Type locality. Eichwald (1830) mentioned Bilozirka (= Bialazurka, Bialozurka) and Shushkivtsi (= Shukowze) as type localities but on the label of the available specimens the locality is given as Zalisce. Therefore, it is unclear if these specimens are syntypes. In any case, all localities are located within a small area about 50 km NE of Ternopil ( Ukraine). 

Age: Middle Miocene, Badenian (Langhian or Serravallian).

Etymology. Referring to the Russian palaeontologist Karl Eduard von Eichwald (1795–1876), who was a pioneer in geosciences in the Carpathian Foredeep.

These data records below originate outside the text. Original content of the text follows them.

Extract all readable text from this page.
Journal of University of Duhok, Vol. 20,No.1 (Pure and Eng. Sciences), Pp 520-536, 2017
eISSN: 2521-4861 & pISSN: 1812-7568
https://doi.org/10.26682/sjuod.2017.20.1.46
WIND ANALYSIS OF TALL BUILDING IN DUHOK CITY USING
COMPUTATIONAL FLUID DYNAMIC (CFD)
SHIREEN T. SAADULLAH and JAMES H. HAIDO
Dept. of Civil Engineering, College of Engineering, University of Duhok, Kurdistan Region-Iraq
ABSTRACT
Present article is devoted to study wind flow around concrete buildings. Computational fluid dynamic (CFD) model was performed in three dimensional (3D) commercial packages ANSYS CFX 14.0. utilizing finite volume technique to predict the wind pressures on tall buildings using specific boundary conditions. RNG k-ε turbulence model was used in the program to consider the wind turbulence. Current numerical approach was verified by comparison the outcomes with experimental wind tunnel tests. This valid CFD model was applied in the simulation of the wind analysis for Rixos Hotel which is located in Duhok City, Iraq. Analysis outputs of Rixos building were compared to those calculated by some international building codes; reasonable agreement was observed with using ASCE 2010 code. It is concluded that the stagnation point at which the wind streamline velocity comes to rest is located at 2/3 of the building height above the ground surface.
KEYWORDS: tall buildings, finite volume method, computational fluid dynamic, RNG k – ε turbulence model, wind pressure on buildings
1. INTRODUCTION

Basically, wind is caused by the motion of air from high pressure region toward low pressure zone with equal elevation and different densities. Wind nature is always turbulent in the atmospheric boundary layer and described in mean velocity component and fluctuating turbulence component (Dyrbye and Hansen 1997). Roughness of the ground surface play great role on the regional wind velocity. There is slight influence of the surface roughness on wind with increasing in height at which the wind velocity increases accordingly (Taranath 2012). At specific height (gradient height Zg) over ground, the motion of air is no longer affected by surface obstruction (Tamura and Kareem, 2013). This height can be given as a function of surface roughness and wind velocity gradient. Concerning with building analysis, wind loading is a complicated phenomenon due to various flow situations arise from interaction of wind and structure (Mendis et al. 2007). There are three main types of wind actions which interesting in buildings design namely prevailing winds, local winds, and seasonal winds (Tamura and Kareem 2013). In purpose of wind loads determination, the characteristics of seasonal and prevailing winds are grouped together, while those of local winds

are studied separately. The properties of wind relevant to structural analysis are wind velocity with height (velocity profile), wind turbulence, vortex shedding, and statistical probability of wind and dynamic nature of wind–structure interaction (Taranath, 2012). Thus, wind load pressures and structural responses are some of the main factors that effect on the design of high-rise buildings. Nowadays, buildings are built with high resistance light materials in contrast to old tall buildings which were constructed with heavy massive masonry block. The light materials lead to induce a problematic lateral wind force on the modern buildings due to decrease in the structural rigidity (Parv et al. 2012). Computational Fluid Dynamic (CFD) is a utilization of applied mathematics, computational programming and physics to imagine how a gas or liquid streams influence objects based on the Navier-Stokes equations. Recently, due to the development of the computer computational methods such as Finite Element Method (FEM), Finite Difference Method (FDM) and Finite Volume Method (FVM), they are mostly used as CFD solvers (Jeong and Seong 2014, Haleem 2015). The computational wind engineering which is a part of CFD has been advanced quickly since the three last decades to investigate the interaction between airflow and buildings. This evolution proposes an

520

Illustrated material. Figs 5View FIGURE 5 B1–B2, 5C1–C2: 2 spec. ZISP 62085View Materials, Zalisce ( Ukraine). 

Description. Small strombiform shells with high spire; teleoconch consisting of at least 9 whorls; spire gradate to scalariform with beaded carina placed mid-whorl or close to the lower suture; sutural ramp faintly striate. Shoulder broadly rounded, weakly subangulate; position of maximum diameter below shoulder; shoulder striate; subsutural flexure unknown. Last whorl stout, concave below maximum diameter, constricted; lower third of last whorl with sharp spiral cords; siphonal fasciole indistinct. Aperture largely missing in both specimens.

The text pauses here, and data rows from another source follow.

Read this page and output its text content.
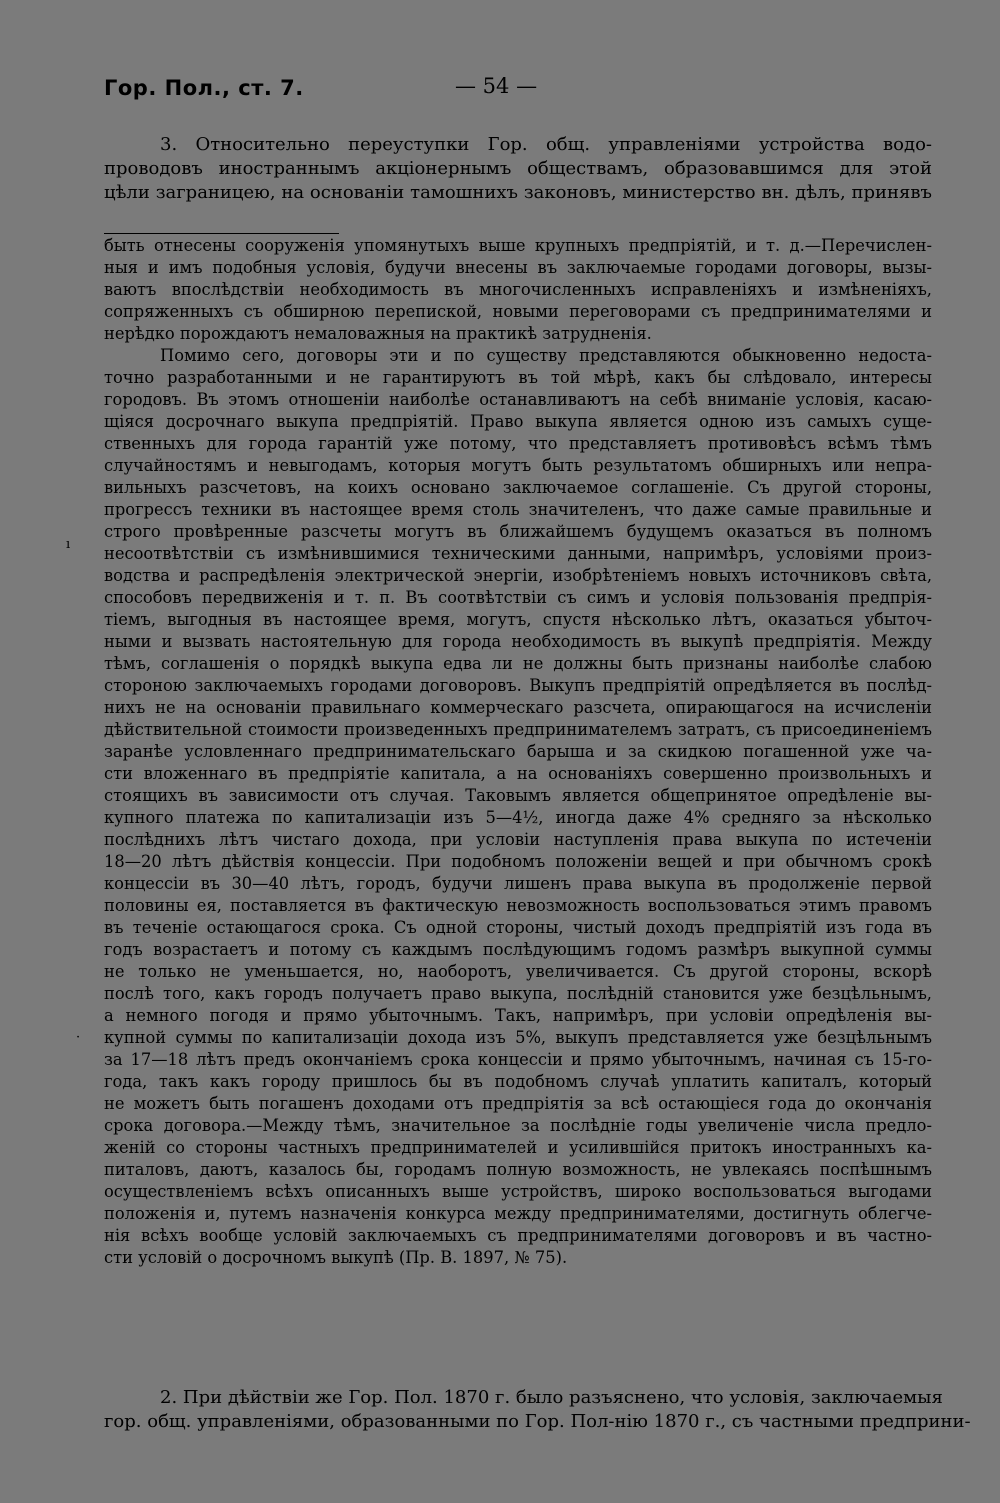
Гор. Пол., ст. 7.	— 54 —
3. Относительно переуступки Гор. общ. управленіями устройства водо-
проводовъ иностраннымъ акціонернымъ обществамъ, образовавшимся для этой
цѣли заграницею, на основаніи тамошнихъ законовъ, министерство вн. дѣлъ, принявъ
быть отнесены сооруженія упомянутыхъ выше крупныхъ предпріятій, и т. д.—Перечислен-
ныя и имъ подобныя условія, будучи внесены въ заключаемые городами договоры, вызы-
ваютъ впослѣдствіи необходимость въ многочисленныхъ исправленіяхъ и измѣненіяхъ,
сопряженныхъ съ обширною перепиской, новыми переговорами съ предпринимателями и
нерѣдко порождаютъ немаловажныя на практикѣ затрудненія.
Помимо сего, договоры эти и по существу представляются обыкновенно недоста-
точно разработанными и не гарантируютъ въ той мѣрѣ, какъ бы слѣдовало, интересы
городовъ. Въ этомъ отношеніи наиболѣе останавливаютъ на себѣ вниманіе условія, касаю-
щіяся досрочнаго выкупа предпріятій. Право выкупа является одною изъ самыхъ суще-
ственныхъ для города гарантій уже потому, что представляетъ противовѣсъ всѣмъ тѣмъ
случайностямъ и невыгодамъ, которыя могутъ быть результатомъ обширныхъ или непра-
вильныхъ разсчетовъ, на коихъ основано заключаемое соглашеніе. Съ другой стороны,
прогрессъ техники въ настоящее время столь значителенъ, что даже самые правильные и
строго провѣренные разсчеты могутъ въ ближайшемъ будущемъ оказаться въ полномъ
несоотвѣтствіи съ измѣнившимися техническими данными, напримѣръ, условіями произ-
водства и распредѣленія электрической энергіи, изобрѣтеніемъ новыхъ источниковъ свѣта,
способовъ передвиженія и т. п. Въ соотвѣтствіи съ симъ и условія пользованія предпрія-
тіемъ, выгодныя въ настоящее время, могутъ, спустя нѣсколько лѣтъ, оказаться убыточ-
ными и вызвать настоятельную для города необходимость въ выкупѣ предпріятія. Между
тѣмъ, соглашенія о порядкѣ выкупа едва ли не должны быть признаны наиболѣе слабою
стороною заключаемыхъ городами договоровъ. Выкупъ предпріятій опредѣляется въ послѣд-
нихъ не на основаніи правильнаго коммерческаго разсчета, опирающагося на исчисленіи
дѣйствительной стоимости произведенныхъ предпринимателемъ затратъ, съ присоединеніемъ
заранѣе условленнаго предпринимательскаго барыша и за скидкою погашенной уже ча-
сти вложеннаго въ предпріятіе капитала, а на основаніяхъ совершенно произвольныхъ и
стоящихъ въ зависимости отъ случая. Таковымъ является общепринятое опредѣленіе вы-
купного платежа по капитализаціи изъ 5—4½, иногда даже 4% средняго за нѣсколько
послѣднихъ лѣтъ чистаго дохода, при условіи наступленія права выкупа по истеченіи
18—20 лѣтъ дѣйствія концессіи. При подобномъ положеніи вещей и при обычномъ срокѣ
концессіи въ 30—40 лѣтъ, городъ, будучи лишенъ права выкупа въ продолженіе первой
половины ея, поставляется въ фактическую невозможность воспользоваться этимъ правомъ
въ теченіе остающагося срока. Съ одной стороны, чистый доходъ предпріятій изъ года въ
годъ возрастаетъ и потому съ каждымъ послѣдующимъ годомъ размѣръ выкупной суммы
не только не уменьшается, но, наоборотъ, увеличивается. Съ другой стороны, вскорѣ
послѣ того, какъ городъ получаетъ право выкупа, послѣдній становится уже безцѣльнымъ,
а немного погодя и прямо убыточнымъ. Такъ, напримѣръ, при условіи опредѣленія вы-
купной суммы по капитализаціи дохода изъ 5%, выкупъ представляется уже безцѣльнымъ
за 17—18 лѣтъ предъ окончаніемъ срока концессіи и прямо убыточнымъ, начиная съ 15-го-
года, такъ какъ городу пришлось бы въ подобномъ случаѣ уплатить капиталъ, который
не можетъ быть погашенъ доходами отъ предпріятія за всѣ остающіеся года до окончанія
срока договора.—Между тѣмъ, значительное за послѣдніе годы увеличеніе числа предло-
женій со стороны частныхъ предпринимателей и усилившійся притокъ иностранныхъ ка-
питаловъ, даютъ, казалось бы, городамъ полную возможность, не увлекаясь поспѣшнымъ
осуществленіемъ всѣхъ описанныхъ выше устройствъ, широко воспользоваться выгодами
положенія и, путемъ назначенія конкурса между предпринимателями, достигнуть облегче-
нія всѣхъ вообще условій заключаемыхъ съ предпринимателями договоровъ и въ частно-
сти условій о досрочномъ выкупѣ (Пр. В. 1897, № 75).
2. При дѣйствіи же Гор. Пол. 1870 г. было разъяснено, что условія, заключаемыя
гор. общ. управленіями, образованными по Гор. Пол-нію 1870 г., съ частными предприни-
ı
·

Shell measurements and ratios. 2 specimens are available: SL: 15 mm, MD: 7 mm, spire angle: 60°, last whorl angle: 33°; SL: 11 mm, MD: 6 mm, spire angle: 70°, last whorl angle: 40°

Discussion. This species is unique among Paratethyan cones for its high spire and rounded shoulder, resulting in a strombiform profile. It is reminiscent of Plagioconus burdigalensis ( Mayer, 1858)  , from the Burdigalian of the Aquitaine Basin, which also has a gradate to scalariform spire with carina and a last whorl with a broadly rounded, weakly subangulate shoulder and prominent spiral cords on the base. It differs from C. eichwaldi  in its larger size and elongate last whorl. Therefore, it is unlikely that the Polish species is just a juvenile Plagioconus burdigalensis  .

The high spire, ventricose last whorl and striate sutural ramp would also fit in Lautoconus  but the tuberculate and scalariform spire outline, are rather untypical for this genus (although Lautoconus desidiosus (Adams, 1853)  may form a scalariform spire). Therefore, we tentatively place this species in Conilithes  .

Eichwald (1830) described this small and rare species as Conus exiguus  . This name was already preoccupied by the Recent Conus exiguus Lamarck, 1810  from New Caledonia. Therefore, we propose Conilithes eichwaldi  as replacement name.

Paleoenvironment. Unknown; other specimens from the localities mentioned by Eichwald (1839, 1853) are typical nearshore taxa.

Distribution in Paratethys. Badenian (middle Miocene): Carpathian Foredeep: Zalisce, Bilozirka (= Bialazurka, Bialozurka) and Shushkivtsi (= Shukowze) ( Ukraine).